Fortunately, nowhere in that conversation did she remind me how ancient she was and how tenuous life is. She merely patted my face and went over to check on Philippe, who, though Karine and Émile’s fifteen- and sixteen-year-old daughters, Vic and Suze—Victoria, for her grandmother, and Suzanne—and his younger brother, Robert, were doing their best to cheer him up, still looked uncomfortable and sad. The two boys had been through a great family trauma the year before, and I thought they both had a lot of grief, still, to overcome. When they were with strangers, maybe they could shunt their feelings aside. But with family, the situation around their mother was always the greatest presence in the room. Doubly so when I, who had been the target of their mother’s crime, was there with them.

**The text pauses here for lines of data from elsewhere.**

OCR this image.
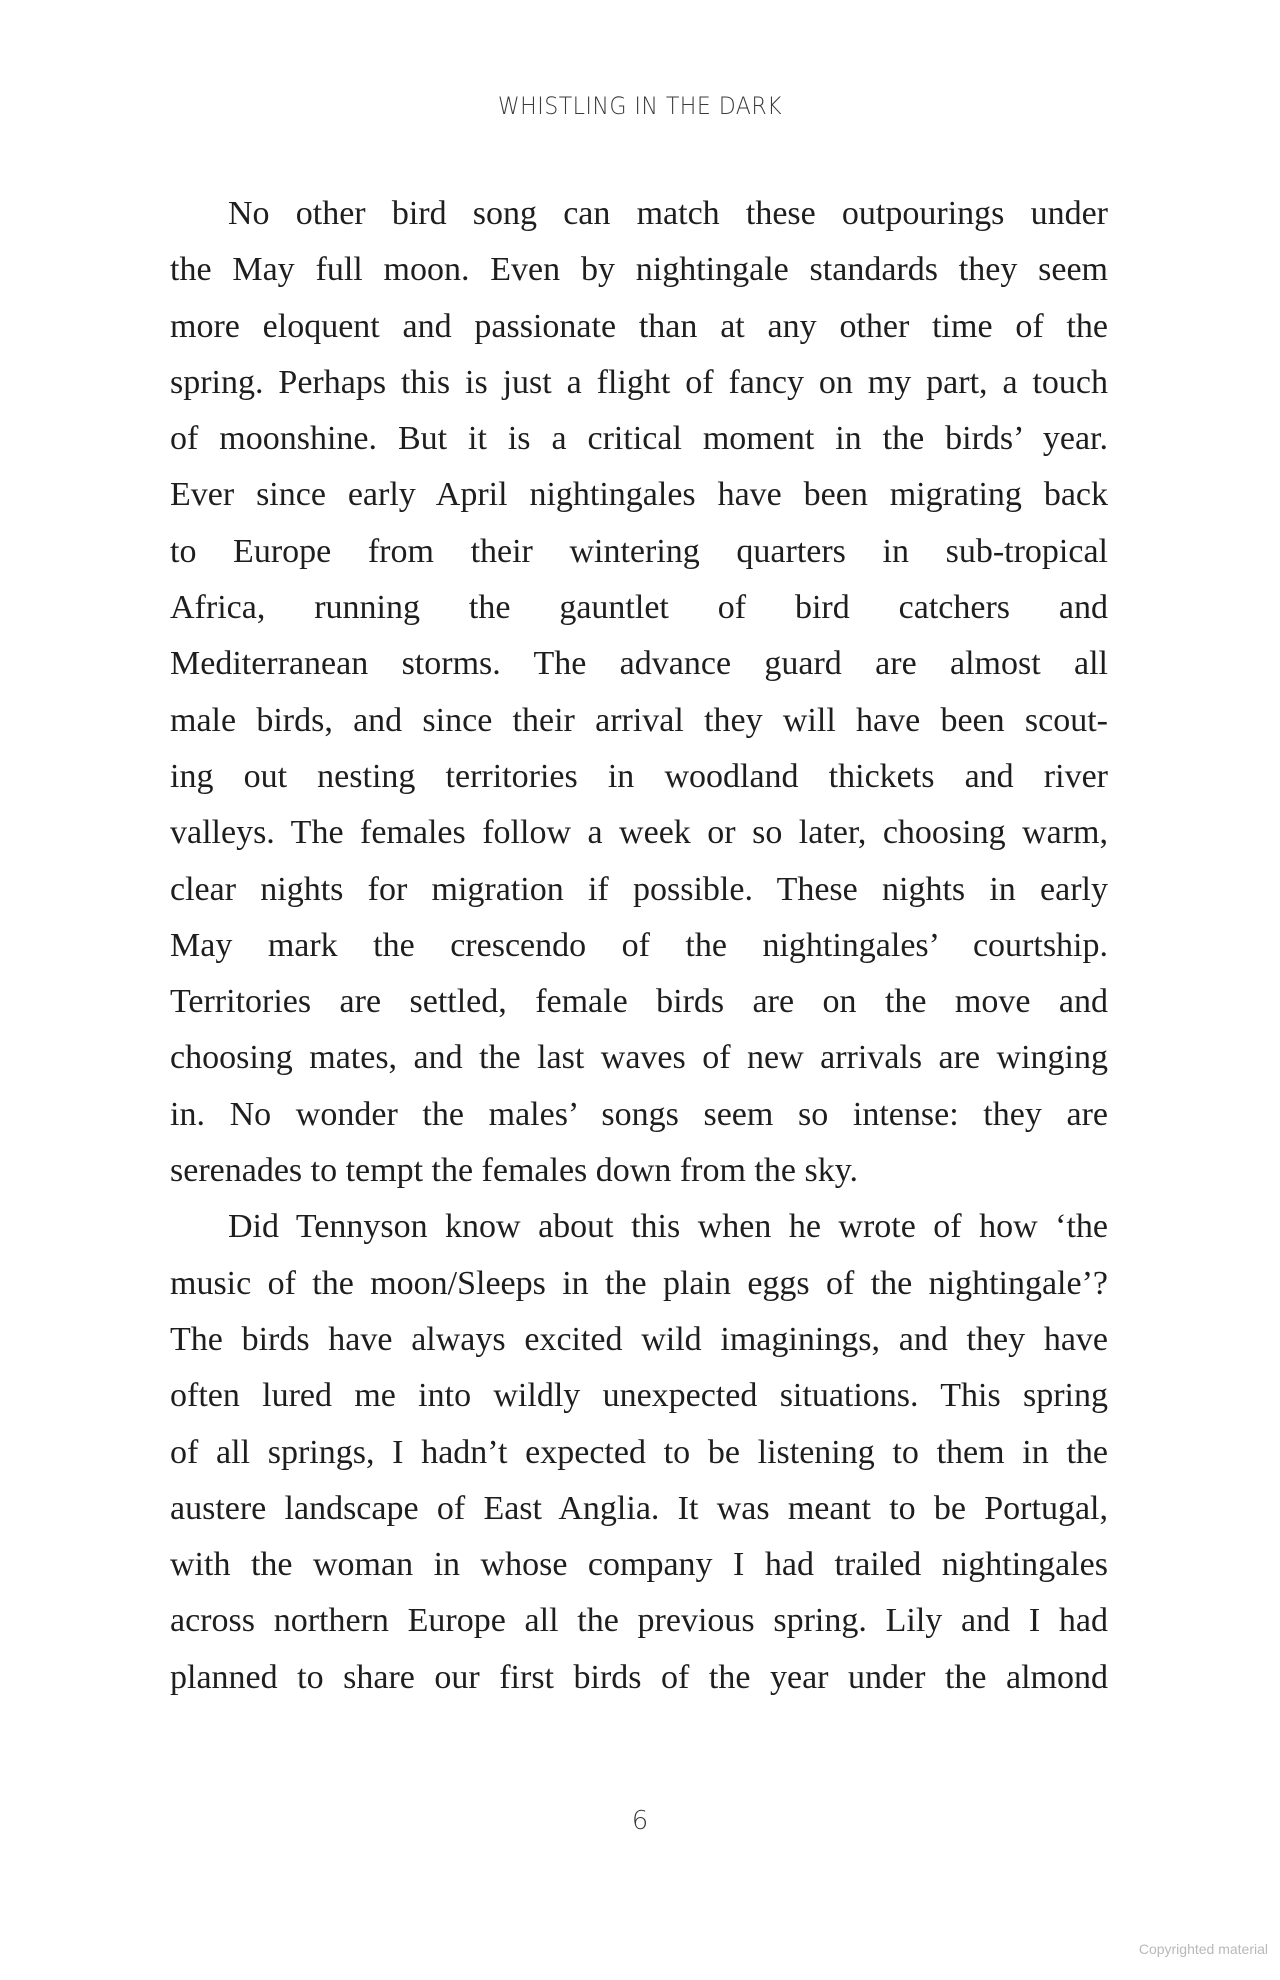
WHISTLING IN THE DARK
No other bird song can match these outpourings under
the May full moon. Even by nightingale standards they seem
more eloquent and passionate than at any other time of the
spring. Perhaps this is just a flight of fancy on my part, a touch
of moonshine. But it is a critical moment in the birds’ year.
Ever since early April nightingales have been migrating back
to Europe from their wintering quarters in sub-tropical
Africa, running the gauntlet of bird catchers and
Mediterranean storms. The advance guard are almost all
male birds, and since their arrival they will have been scout-
ing out nesting territories in woodland thickets and river
valleys. The females follow a week or so later, choosing warm,
clear nights for migration if possible. These nights in early
May mark the crescendo of the nightingales’ courtship.
Territories are settled, female birds are on the move and
choosing mates, and the last waves of new arrivals are winging
in. No wonder the males’ songs seem so intense: they are
serenades to tempt the females down from the sky.
Did Tennyson know about this when he wrote of how ‘the
music of the moon/Sleeps in the plain eggs of the nightingale’?
The birds have always excited wild imaginings, and they have
often lured me into wildly unexpected situations. This spring
of all springs, I hadn’t expected to be listening to them in the
austere landscape of East Anglia. It was meant to be Portugal,
with the woman in whose company I had trailed nightingales
across northern Europe all the previous spring. Lily and I had
planned to share our first birds of the year under the almond
6
Copyrighted material
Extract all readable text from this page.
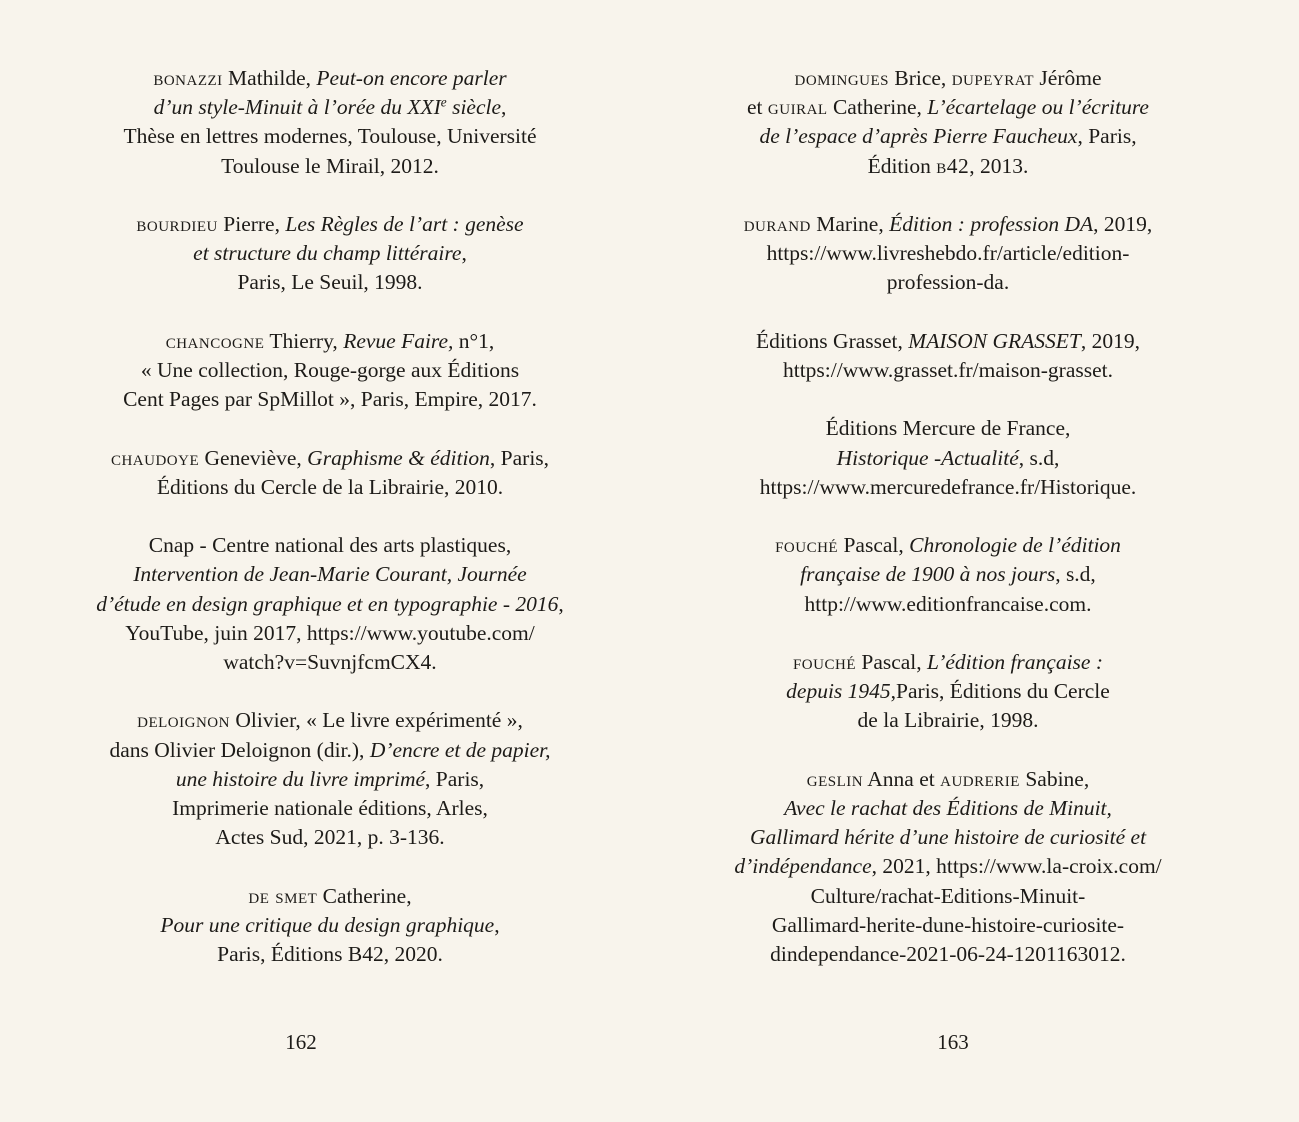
bonazzi Mathilde, Peut-on encore parler
d’un style-Minuit à l’orée du XXIe siècle,
Thèse en lettres modernes, Toulouse, Université
Toulouse le Mirail, 2012.

bourdieu Pierre, Les Règles de l’art : genèse
et structure du champ littéraire,
Paris, Le Seuil, 1998.

chancogne Thierry, Revue Faire, n°1,
« Une collection, Rouge-gorge aux Éditions
Cent Pages par SpMillot », Paris, Empire, 2017.

chaudoye Geneviève, Graphisme & édition, Paris,
Éditions du Cercle de la Librairie, 2010.

Cnap - Centre national des arts plastiques,
Intervention de Jean-Marie Courant, Journée
d’étude en design graphique et en typographie - 2016,
YouTube, juin 2017, https://www.youtube.com/
watch?v=SuvnjfcmCX4.

deloignon Olivier, « Le livre expérimenté »,
dans Olivier Deloignon (dir.), D’encre et de papier,
une histoire du livre imprimé, Paris,
Imprimerie nationale éditions, Arles,
Actes Sud, 2021, p. 3-136.

de smet Catherine,
Pour une critique du design graphique,
Paris, Éditions B42, 2020.

162

domingues Brice, dupeyrat Jérôme
et guiral Catherine, L’écartelage ou l’écriture
de l’espace d’après Pierre Faucheux, Paris,
Édition b42, 2013.

durand Marine, Édition : profession DA, 2019,
https://www.livreshebdo.fr/article/edition-
profession-da.

Éditions Grasset, MAISON GRASSET, 2019,
https://www.grasset.fr/maison-grasset.

Éditions Mercure de France,
Historique -Actualité, s.d,
https://www.mercuredefrance.fr/Historique.

fouché Pascal, Chronologie de l’édition
française de 1900 à nos jours, s.d,
http://www.editionfrancaise.com.

fouché Pascal, L’édition française :
depuis 1945,Paris, Éditions du Cercle
de la Librairie, 1998.

geslin Anna et audrerie Sabine,
Avec le rachat des Éditions de Minuit,
Gallimard hérite d’une histoire de curiosité et
d’indépendance, 2021, https://www.la-croix.com/
Culture/rachat-Editions-Minuit-
Gallimard-herite-dune-histoire-curiosite-
dindependance-2021-06-24-1201163012.

163
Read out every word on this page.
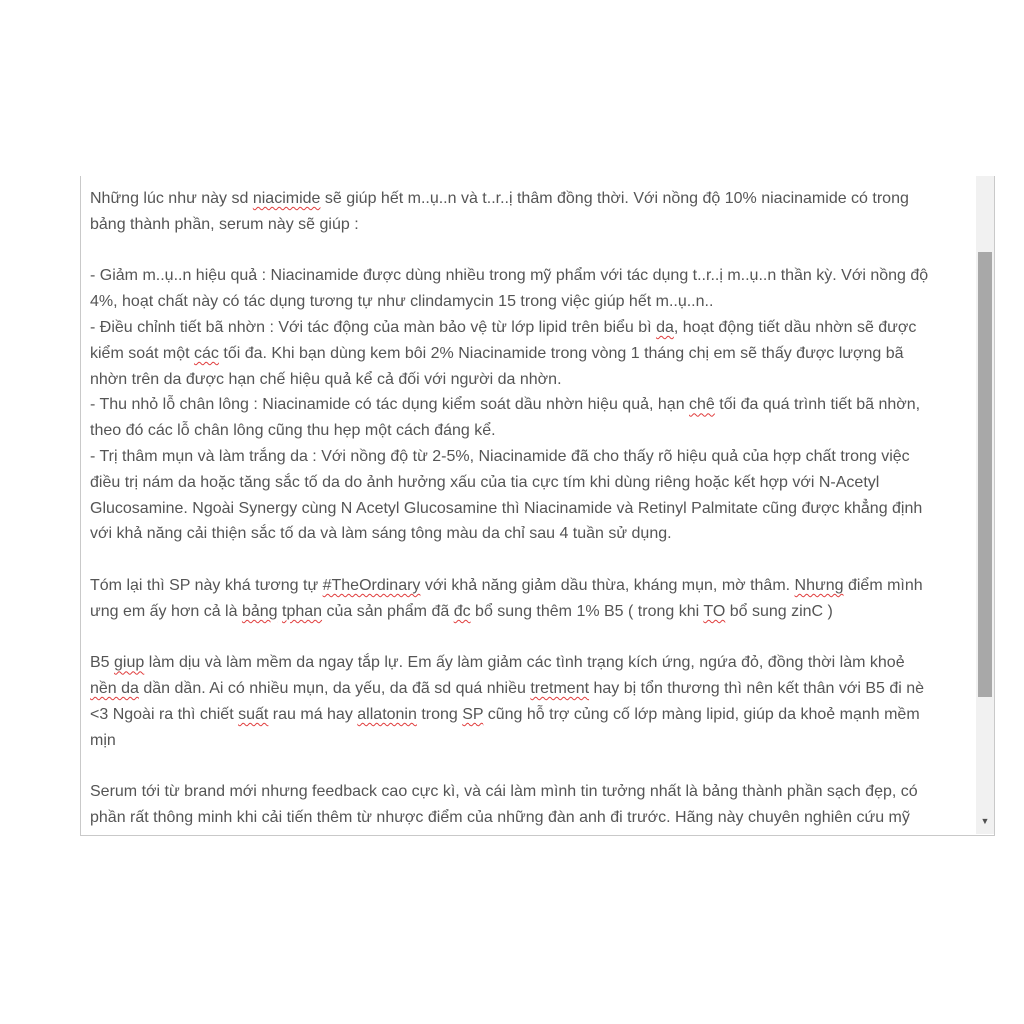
Những lúc như này sd niacimide sẽ giúp hết m..ụ..n và t..r..ị thâm đồng thời. Với nồng độ 10% niacinamide có trong
bảng thành phần, serum này sẽ giúp :
- Giảm m..ụ..n hiệu quả : Niacinamide được dùng nhiều trong mỹ phẩm với tác dụng t..r..ị m..ụ..n thần kỳ. Với nồng độ
4%, hoạt chất này có tác dụng tương tự như clindamycin 15 trong việc giúp hết m..ụ..n..
- Điều chỉnh tiết bã nhờn : Với tác động của màn bảo vệ từ lớp lipid trên biểu bì da, hoạt động tiết dầu nhờn sẽ được
kiểm soát một các tối đa. Khi bạn dùng kem bôi 2% Niacinamide trong vòng 1 tháng chị em sẽ thấy được lượng bã
nhờn trên da được hạn chế hiệu quả kể cả đối với người da nhờn.
- Thu nhỏ lỗ chân lông : Niacinamide có tác dụng kiểm soát dầu nhờn hiệu quả, hạn chê tối đa quá trình tiết bã nhờn,
theo đó các lỗ chân lông cũng thu hẹp một cách đáng kể.
- Trị thâm mụn và làm trắng da : Với nồng độ từ 2-5%, Niacinamide đã cho thấy rõ hiệu quả của hợp chất trong việc
điều trị nám da hoặc tăng sắc tố da do ảnh hưởng xấu của tia cực tím khi dùng riêng hoặc kết hợp với N-Acetyl
Glucosamine. Ngoài Synergy cùng N Acetyl Glucosamine thì Niacinamide và Retinyl Palmitate cũng được khẳng định
với khả năng cải thiện sắc tố da và làm sáng tông màu da chỉ sau 4 tuần sử dụng.
Tóm lại thì SP này khá tương tự #TheOrdinary với khả năng giảm dầu thừa, kháng mụn, mờ thâm. Nhưng điểm mình
ưng em ấy hơn cả là bảng tphan của sản phẩm đã đc bổ sung thêm 1% B5 ( trong khi TO bổ sung zinC )
B5 giup làm dịu và làm mềm da ngay tắp lự. Em ấy làm giảm các tình trạng kích ứng, ngứa đỏ, đồng thời làm khoẻ
nền da dần dần. Ai có nhiều mụn, da yếu, da đã sd quá nhiều tretment hay bị tổn thương thì nên kết thân với B5 đi nè
<3 Ngoài ra thì chiết suất rau má hay allatonin trong SP cũng hỗ trợ củng cố lớp màng lipid, giúp da khoẻ mạnh mềm
mịn
Serum tới từ brand mới nhưng feedback cao cực kì, và cái làm mình tin tưởng nhất là bảng thành phần sạch đẹp, có
phần rất thông minh khi cải tiến thêm từ nhược điểm của những đàn anh đi trước. Hãng này chuyên nghiên cứu mỹ	▼
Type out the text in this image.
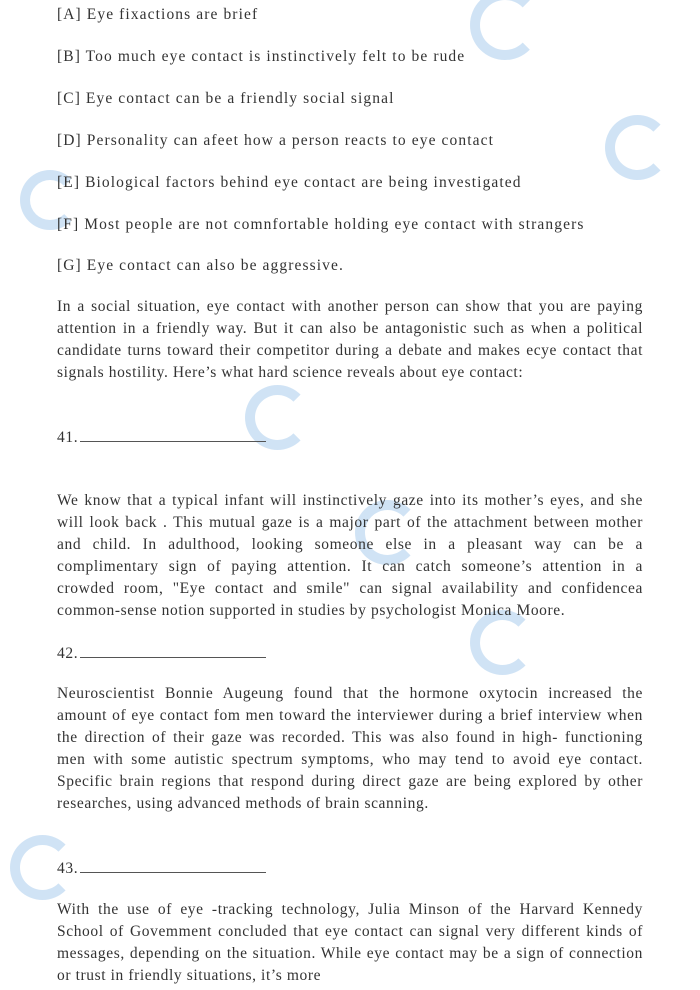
[A] Eye fixactions are brief
[B] Too much eye contact is instinctively felt to be rude
[C] Eye contact can be a friendly social signal
[D] Personality can afeet how a person reacts to eye contact
[E] Biological factors behind eye contact are being investigated
[F] Most people are not comnfortable holding eye contact with strangers
[G] Eye contact can also be aggressive.
In a social situation, eye contact with another person can show that you are paying attention in a friendly way. But it can also be antagonistic such as when a political candidate turns toward their competitor during a debate and makes ecye contact that signals hostility. Here’s what hard science reveals about eye contact:
41.
We know that a typical infant will instinctively gaze into its mother’s eyes, and she will look back . This mutual gaze is a major part of the attachment between mother and child. In adulthood, looking someone else in a pleasant way can be a complimentary sign of paying attention. It can catch someone’s attention in a crowded room, "Eye contact and smile" can signal availability and confidencea common-sense notion supported in studies by psychologist Monica Moore.
42.
Neuroscientist Bonnie Augeung found that the hormone oxytocin increased the amount of eye contact fom men toward the interviewer during a brief interview when the direction of their gaze was recorded. This was also found in high- functioning men with some autistic spectrum symptoms, who may tend to avoid eye contact. Specific brain regions that respond during direct gaze are being explored by other researches, using advanced methods of brain scanning.
43.
With the use of eye -tracking technology, Julia Minson of the Harvard Kennedy School of Govemment concluded that eye contact can signal very different kinds of messages, depending on the situation. While eye contact may be a sign of connection or trust in friendly situations, it’s more
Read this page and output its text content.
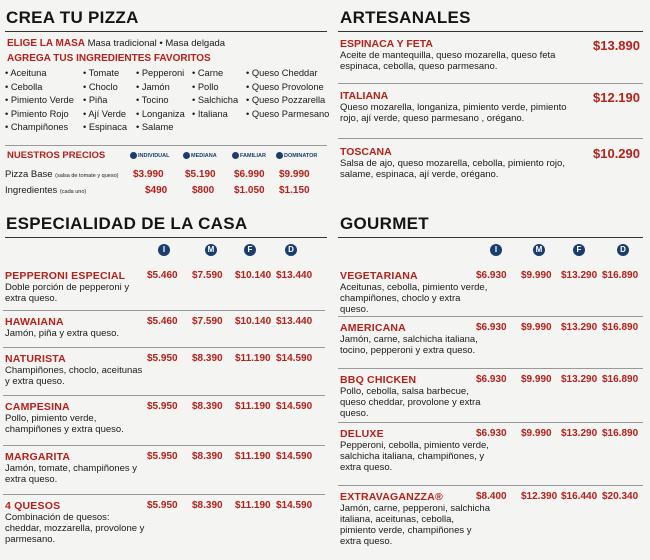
CREA TU PIZZA
ELIGE LA MASA Masa tradicional • Masa delgada
AGREGA TUS INGREDIENTES FAVORITOS
• Aceituna
• Cebolla
• Pimiento Verde
• Pimiento Rojo
• Champiñones
• Tomate
• Choclo
• Piña
• Ají Verde
• Espinaca
• Pepperoni
• Jamón
• Tocino
• Longaniza
• Salame
• Carne
• Pollo
• Salchicha
• Italiana
• Queso Cheddar
• Queso Provolone
• Queso Pozzarella
• Queso Parmesano
NUESTROS PRECIOS	INDIVIDUAL	MEDIANA	FAMILIAR	DOMINATOR
Pizza Base (salsa de tomate y queso) $3.990 $5.190 $6.990 $9.990
Ingredientes (cada uno)	$490 $800 $1.050 $1.150
ARTESANALES
ESPINACA Y FETA
Aceite de mantequilla, queso mozarella, queso feta espinaca, cebolla, queso parmesano.
$13.890
ITALIANA
Queso mozarella, longaniza, pimiento verde, pimiento rojo, ají verde, queso parmesano , orégano.
$12.190
TOSCANA
Salsa de ajo, queso mozarella, cebolla, pimiento rojo, salame, espinaca, ají verde, orégano.
$10.290
ESPECIALIDAD DE LA CASA
I	M	F	D
PEPPERONI ESPECIAL
Doble porción de pepperoni y extra queso.
$5.460 $7.590 $10.140 $13.440
HAWAIANA
Jamón, piña y extra queso.
$5.460 $7.590 $10.140 $13.440
NATURISTA
Champiñones, choclo, aceitunas y extra queso.
$5.950 $8.390 $11.190 $14.590
CAMPESINA
Pollo, pimiento verde, champiñones y extra queso.
$5.950 $8.390 $11.190 $14.590
MARGARITA
Jamón, tomate, champiñones y extra queso.
$5.950 $8.390 $11.190 $14.590
4 QUESOS
Combinación de quesos: cheddar, mozzarella, provolone y parmesano.
$5.950 $8.390 $11.190 $14.590
GOURMET
I	M	F	D
VEGETARIANA
Aceitunas, cebolla, pimiento verde, champiñones, choclo y extra queso.
$6.930 $9.990 $13.290 $16.890
AMERICANA
Jamón, carne, salchicha italiana, tocino, pepperoni y extra queso.
$6.930 $9.990 $13.290 $16.890
BBQ CHICKEN
Pollo, cebolla, salsa barbecue, queso cheddar, provolone y extra queso.
$6.930 $9.990 $13.290 $16.890
DELUXE
Pepperoni, cebolla, pimiento verde, salchicha italiana, champiñones, y extra queso.
$6.930 $9.990 $13.290 $16.890
EXTRAVAGANZZA®
Jamón, carne, pepperoni, salchicha italiana, aceitunas, cebolla, pimiento verde, champiñones y extra queso.
$8.400 $12.390 $16.440 $20.340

At last, lunch was served. Conversation was noisy and wide-ranging, from politics to the tiresome weather, the cost of an American education, the state of French national health, and the best way to prune roses. At the end, Karine brought out an apple cake with the cheese, and right away the women, except me, zeroed in on the real topic du jour: wedding plans for me and Jean-Paul. I might as well have been in the kitchen doing dishes for most of it. After I said that I agreed with Jean-Paul that a civil ceremony was sufficient, and that a religious ceremony afterward was unnecessary, I wasn’t consulted further. They could survive without a church blessing, but they were not to be deprived of a big party. My daughter’s participation was assumed, but no one mentioned a role for my mom, the woman who raised me after Isabelle gave me up. When Jean-Paul caught my eye, and nodded toward the kitchen door, I followed his lead, folded my napkin under the edge of my plate and quietly slipped into the next room with him. No one seemed to notice.